第48話
水族館に行った翌日、有翔は寝過ごしていつもより遅く学校に着いた。時間ギリギリに着いたので急いで靴を履き替えようと下駄箱を開けた。
「俺の上履きどこ行った?」
下駄箱に上履きが入っていなかった。仕方が無いので来客用のスリッパを履き替えて職員室に向かう。
「しかし、どこにやったか知らないけど暇な奴も居たもんだな。」
その口ぶりは誰が行ったのか検討がついているようだった。
職員室に入って上履きが無くなった旨を伝えると、新しいものを買うことと、今日はスリッパで過ごすよう言いつけられた。
「チッ...朝から最悪だな。」
職員室を出たところで小さく舌打ちした。
そして、そのまま機嫌の悪さを隠すことも無く教室に足を踏み入れると、上履きをどこかへやった犯人だろう男が、ニヤニヤと有翔を見下すように笑みを浮かべていた。
有翔はそれに反応することなく自分の席につくなり、頬杖をついて窓の外を眺めた。
そして、有翔の機嫌の悪さを察知した教師陣は、有翔を指名することなく淡々と授業は進んで行き昼休みに入った。
「おい、塩野。
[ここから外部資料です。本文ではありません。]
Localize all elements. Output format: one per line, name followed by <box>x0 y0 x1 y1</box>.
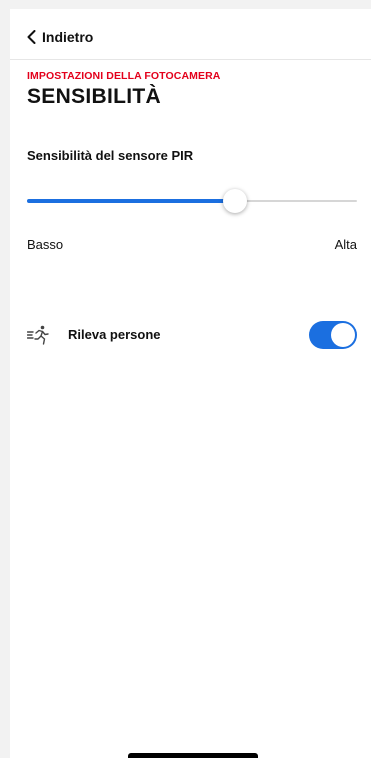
running-person-icon <box>27 325 49 345</box>
back-label: Indietro <box>42 29 94 45</box>
slider-min-label: Basso <box>27 237 64 252</box>
page-title: SENSIBILITÀ <box>27 85 161 108</box>
chevron-left-icon <box>27 30 36 44</box>
person-detection-toggle[interactable] <box>309 321 357 349</box>
person-detection-row: Rileva persone <box>27 317 357 353</box>
slider-thumb[interactable] <box>222 189 247 213</box>
slider-max-label: Alta <box>334 237 357 252</box>
slider-fill <box>27 199 235 203</box>
person-detection-label: Rileva persone <box>68 327 161 342</box>
settings-screen: Indietro IMPOSTAZIONI DELLA FOTOCAMERA S… <box>10 9 371 758</box>
home-indicator <box>128 753 258 758</box>
pir-sensitivity-slider[interactable] <box>27 189 357 213</box>
toggle-knob <box>331 323 355 347</box>
section-kicker: IMPOSTAZIONI DELLA FOTOCAMERA <box>27 70 221 82</box>
back-button[interactable]: Indietro <box>27 29 93 45</box>
pir-sensitivity-label: Sensibilità del sensore PIR <box>27 148 194 163</box>
nav-bar: Indietro <box>10 9 371 60</box>
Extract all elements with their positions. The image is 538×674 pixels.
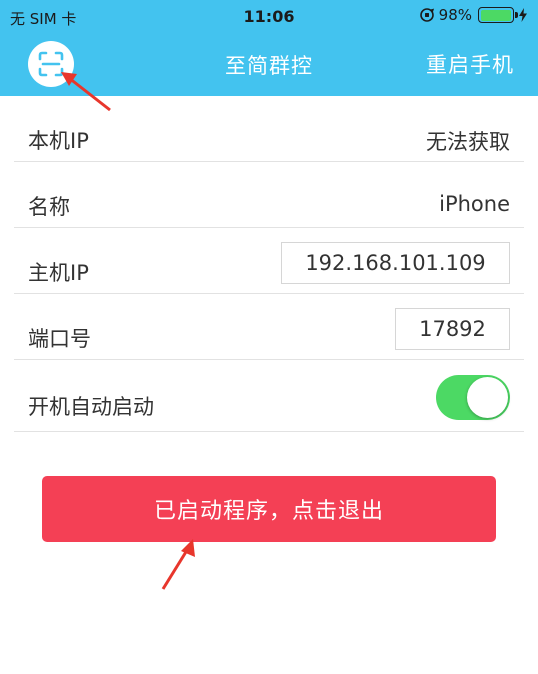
toggle-knob bbox=[467, 377, 508, 418]
charging-icon bbox=[519, 8, 527, 22]
name-value: iPhone bbox=[439, 192, 510, 216]
row-auto-start: 开机自动启动 bbox=[14, 360, 524, 432]
name-label: 名称 bbox=[28, 195, 70, 219]
status-right: 98% bbox=[419, 6, 528, 24]
battery-level-fill bbox=[480, 9, 511, 21]
battery-icon bbox=[478, 7, 518, 23]
battery-cap bbox=[515, 12, 518, 18]
port-label: 端口号 bbox=[28, 327, 91, 351]
battery-percent: 98% bbox=[438, 6, 472, 24]
host-ip-field[interactable]: 192.168.101.109 bbox=[281, 242, 510, 284]
port-field[interactable]: 17892 bbox=[395, 308, 510, 350]
orientation-lock-icon bbox=[419, 8, 434, 22]
auto-start-label: 开机自动启动 bbox=[28, 395, 154, 419]
exit-program-button[interactable]: 已启动程序，点击退出 bbox=[42, 476, 496, 542]
annotation-arrow-exit bbox=[161, 539, 195, 590]
local-ip-value: 无法获取 bbox=[426, 130, 510, 154]
host-ip-label: 主机IP bbox=[28, 261, 89, 285]
row-name: 名称 iPhone bbox=[14, 162, 524, 228]
restart-phone-button[interactable]: 重启手机 bbox=[426, 49, 514, 79]
local-ip-label: 本机IP bbox=[28, 129, 89, 153]
status-bar: 无 SIM 卡 11:06 98% bbox=[0, 0, 538, 34]
annotation-arrow-scan bbox=[61, 72, 111, 112]
auto-start-toggle[interactable] bbox=[436, 375, 510, 420]
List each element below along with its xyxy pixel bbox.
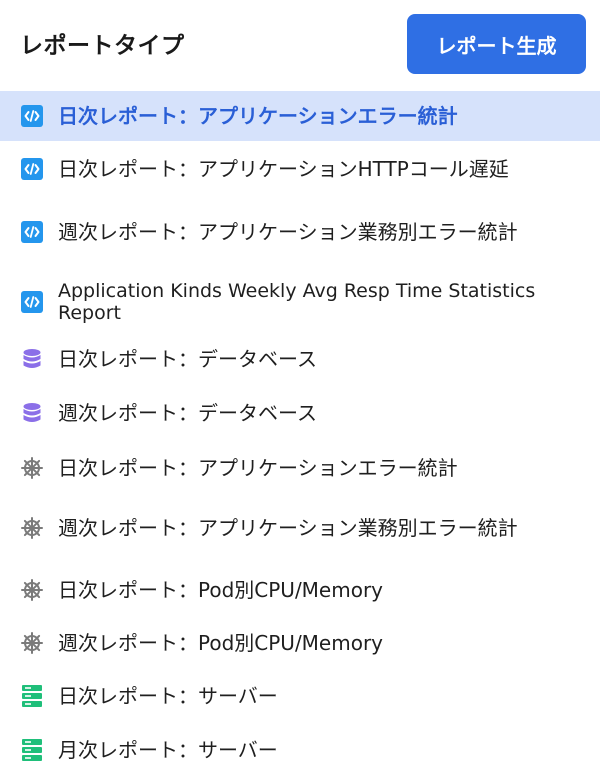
kubernetes-icon [20,578,44,602]
list-item[interactable]: 日次レポート：データベース [0,334,600,384]
list-item[interactable]: 週次レポート：アプリケーション業務別エラー統計 [0,200,600,264]
kubernetes-icon [20,456,44,480]
code-icon [20,290,44,314]
list-item-label: 日次レポート：サーバー [58,684,278,708]
page-title: レポートタイプ [20,33,185,59]
list-item[interactable]: 日次レポート：アプリケーションエラー統計 [0,91,600,141]
list-item-label: Application Kinds Weekly Avg Resp Time S… [58,280,536,324]
report-type-panel: レポートタイプ レポート生成 日次レポート：アプリケーションエラー統計 日次レポ… [0,0,600,780]
list-item[interactable]: 月次レポート：サーバー [0,725,600,775]
list-item[interactable]: Application Kinds Weekly Avg Resp Time S… [0,270,600,334]
code-icon [20,220,44,244]
list-item-label: 週次レポート：Pod別CPU/Memory [58,631,384,655]
code-icon [20,157,44,181]
database-icon [20,401,44,425]
server-icon [20,738,44,762]
list-item-label: 日次レポート：アプリケーションエラー統計 [58,104,458,128]
kubernetes-icon [20,631,44,655]
panel-header: レポートタイプ レポート生成 [0,0,600,88]
list-item-label: 日次レポート：データベース [58,347,317,371]
generate-report-button[interactable]: レポート生成 [407,14,586,74]
list-item[interactable]: 週次レポート：アプリケーション業務別エラー統計 [0,496,600,560]
list-item[interactable]: 週次レポート：データベース [0,388,600,438]
database-icon [20,347,44,371]
list-item-label: 日次レポート：アプリケーションHTTPコール遅延 [58,157,509,181]
list-item[interactable]: 週次レポート：Pod別CPU/Memory [0,618,600,668]
list-item-label: 月次レポート：サーバー [58,738,278,762]
list-item[interactable]: 日次レポート：アプリケーションエラー統計 [0,443,600,493]
list-item[interactable]: 日次レポート：サーバー [0,671,600,721]
list-item-label: 日次レポート：アプリケーションエラー統計 [58,456,458,480]
list-item-label: 週次レポート：データベース [58,401,317,425]
list-item[interactable]: 日次レポート：アプリケーションHTTPコール遅延 [0,144,600,194]
list-item[interactable]: 日次レポート：Pod別CPU/Memory [0,565,600,615]
server-icon [20,684,44,708]
list-item-label: 日次レポート：Pod別CPU/Memory [58,578,384,602]
kubernetes-icon [20,516,44,540]
code-icon [20,104,44,128]
list-item-label: 週次レポート：アプリケーション業務別エラー統計 [58,220,518,244]
list-item-label: 週次レポート：アプリケーション業務別エラー統計 [58,516,518,540]
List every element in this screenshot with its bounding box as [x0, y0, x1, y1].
」
「へぇー、俺の名前覚えられたんだ。偉いじゃん。俺はお前の名前興味無いから知らねぇけど。」
いつもの有翔であれば話しかけられたとて無視を決め込むところだが、珍しく煽り口調で返した。
「俺は
「だから興味無いって言ってんだろ。それよりも、俺の上履きどこへやった。捨てたのか?それとも、隠し持ってるのか?」
有翔は確信を持って足達を問い詰める。
「お前、上履き無くしたのかよ。なるほど、だからスリッパなんて履いてんのか。惨めだな。」
足達はしらばっくれるだけでなく、有翔を嘲笑した。これには、有翔も少しくらい動揺してなにか吐いてくれるかもと思っていたのでびっくりした。
そして誰もいなくなった、揺さぶっても無駄だろうなと思った有翔は、
「あぁ、そうだ。」
「んだよ。」
「お前、いつになったら永澄さんに話しかけるんだ?俺は楽しみに待ってるんだぜ。お前が拒絶されるの。」
思い出したかのように手を叩いて言った。そして、それは足達を怒らせるのには十分だった。
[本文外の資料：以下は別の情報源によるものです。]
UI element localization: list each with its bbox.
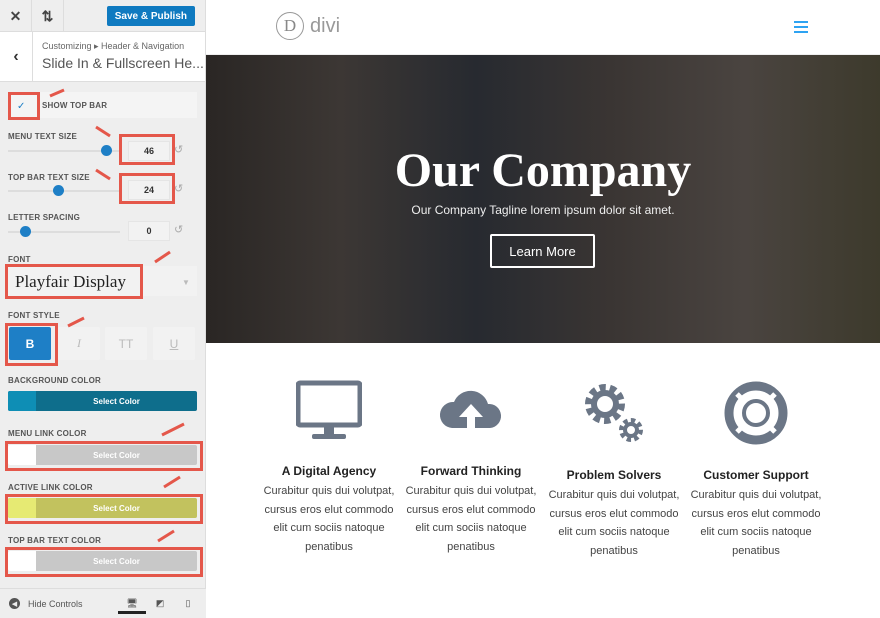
hamburger-menu-icon[interactable] bbox=[794, 21, 808, 36]
feature-item: A Digital Agency Curabitur quis dui volu… bbox=[259, 380, 399, 556]
annotation-arrows bbox=[49, 88, 185, 543]
learn-more-button[interactable]: Learn More bbox=[490, 234, 595, 268]
feature-text: Curabitur quis dui volutpat, cursus eros… bbox=[263, 485, 395, 553]
life-ring-icon bbox=[724, 381, 788, 445]
feature-title: Customer Support bbox=[703, 468, 809, 482]
feature-text: Curabitur quis dui volutpat, cursus eros… bbox=[548, 489, 680, 557]
feature-text: Curabitur quis dui volutpat, cursus eros… bbox=[690, 489, 822, 557]
hero-title: Our Company bbox=[394, 144, 692, 197]
cloud-upload-icon bbox=[439, 390, 502, 431]
feature-text: Curabitur quis dui volutpat, cursus eros… bbox=[405, 485, 537, 553]
feature-title: Problem Solvers bbox=[566, 468, 662, 482]
gears-icon bbox=[585, 384, 643, 442]
feature-title: Forward Thinking bbox=[420, 464, 522, 478]
feature-item: Forward Thinking Curabitur quis dui volu… bbox=[401, 380, 541, 556]
monitor-icon bbox=[296, 380, 362, 439]
feature-title: A Digital Agency bbox=[281, 464, 377, 478]
hero-section: Our Company Our Company Tagline lorem ip… bbox=[206, 55, 880, 343]
divi-logo[interactable]: Ddivi bbox=[276, 12, 340, 40]
hero-tagline: Our Company Tagline lorem ipsum dolor si… bbox=[411, 203, 675, 217]
feature-item: Customer Support Curabitur quis dui volu… bbox=[686, 380, 826, 560]
site-preview: Ddivi Our Company Our Company Tagline lo… bbox=[206, 0, 880, 618]
feature-item: Problem Solvers Curabitur quis dui volut… bbox=[544, 380, 684, 560]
「はぁ?今日から話しかけるつもりだったんだ!それに、拒絶なんかされねぇ。そしたら、お前なんかすぐにでも捨てられるだろうよ。」
有翔は足達が言い切る前に、そそくさと横を通り抜けた。
有翔は絃葉に捨てられるなんて微塵も心配していない。そもそも、有翔をなんかと言ってしまう時点で足達の想像する未来が訪れることはあり得ない。
そして、足達でストレスを解消した有翔は、軽い足取りで屋上へ向かった。